Dude, Where's My Country?
Psalm 107 declares that “God pours contempt upon rulers.” Perhaps Michael Moore, a passionate critic of America’s leaders, corporate and political, is imitating God. His brash, in-your-face, over-the-top rhetoric can make him easy to dismiss, but he marshals impressive evidence for his claims. And his award-winning documentaries and best-selling books are among the few popular voices that defend liberal points of view. While often dismissed as an “extreme leftist,” Moore promotes values that most Western nations accept as a given.

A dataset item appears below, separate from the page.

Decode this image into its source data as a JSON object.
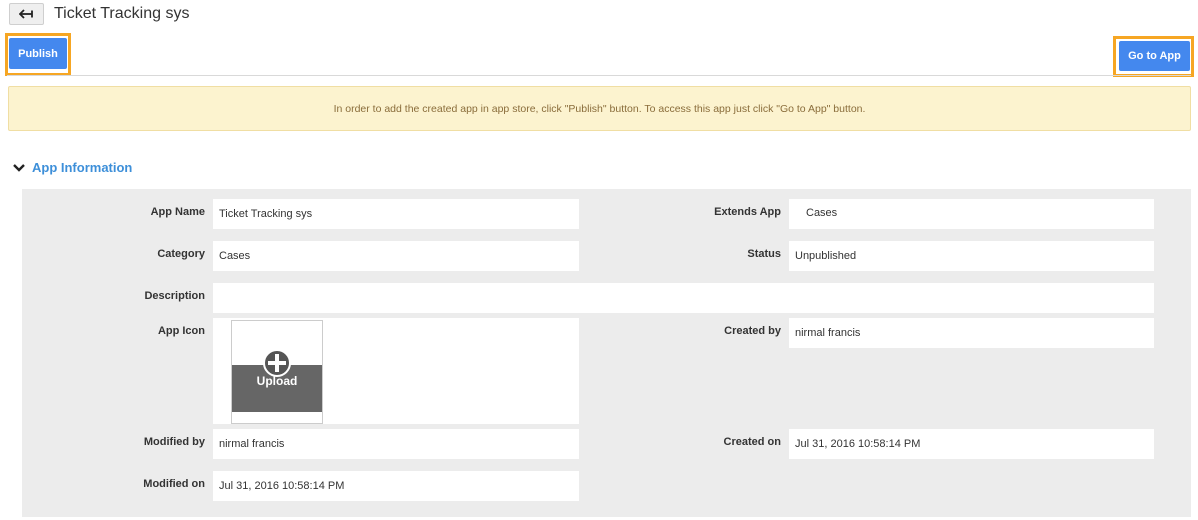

Dude, Where’s My Country? is an unrelentingly funny and unstinting critique of the latest rush to war and, in particular, of the Bush administration’s disastrous policies of promoting corporate interests. Moore cites major news sources that raise serious questions about Bush connections with both the Taliban and the Bin Laden family. He challenges a national policy of fear and steadily debunks untruths told to justify the war in Iraq. He notes the double standard of impeaching a president for deception regarding sexual behavior but being unwilling to contest war-provoking prevarications. He laments the suspension of civil rights. He wonders why Attorney General John Ashcroft protected the gun rights of 9/11 terrorists (denying the FBI the right to examine their gun purchase records), while wanting to see the library records of U.S. residents.
More than we need protection from terrorism, Moore argues, we need protection from corporations that “rip off our old-age pensions, destroy the environment, deplete irreplaceable fossil fuels in the name of profit, deny us our right to universal health care, take people’s jobs away whenever the mood hits them.” He asks, “What do you call a 19 percent increase in the homeless and the hungry from 2001 to 2002? Are these not acts of terrorism? Do they not cost lives?”
Ted Schmidt, editor of Canada’s Catholic New Times, calls Moore “America’s most effective Catholic.” Moore is getting increasingly explicit about his religious underpinnings. Raised Roman Catholic in working-class Flint, Michigan, he includes in his latest book a satirical chapter titled “Jesus W. Christ.” At a recent book promotion in Indianapolis he said he is reluctant to discuss his faith because he does not want to proselytize. His parents raised him to believe we are judged by how we treat the most vulnerable—a passion evident in Dude.
“Jesus W. Christ” takes on the right-wing usurping of the gospel. (Earlier, Moore criticizes “Reverend John” Ashcroft.) The chapter purports to be a first-person jeremiad from God, who regards George W. as an embarrassment. In Moore’s familiar satirical style, God dismisses the Holy Spirit as “useless, never around, never leaves a forwarding address” and notes that his relationship with the Son has been “a little strained” since the first coming. Bizarrely, Moore portrays God as regarding violence as a divine prerogative, while condemning most human forms of it. (According to Moore’s God, however, abortion can be good.) Do not look here for deft theological reflection. One does not read Moore for nuance.
It is refreshing to see someone confront outrageous right-wing God claims, even if Moore creates God in his own image. At least he advocates the sound Christian approach of “making war on our own dark impulses” rather than on externalized enemies. If all Moore did was to “pour contempt” on others, he would be tiresome. But he also critiques liberals for a host of weaknesses, including their overseriousness and inability to have fun.
Sometimes comedy with a social edge gives me hope. This is perhaps in keeping with Psalm 2, which points out that while the “nations conspire,” “the peoples plot in vain” and “rulers take counsel together, against the Lord,” God “sits in the heavens and laughs.”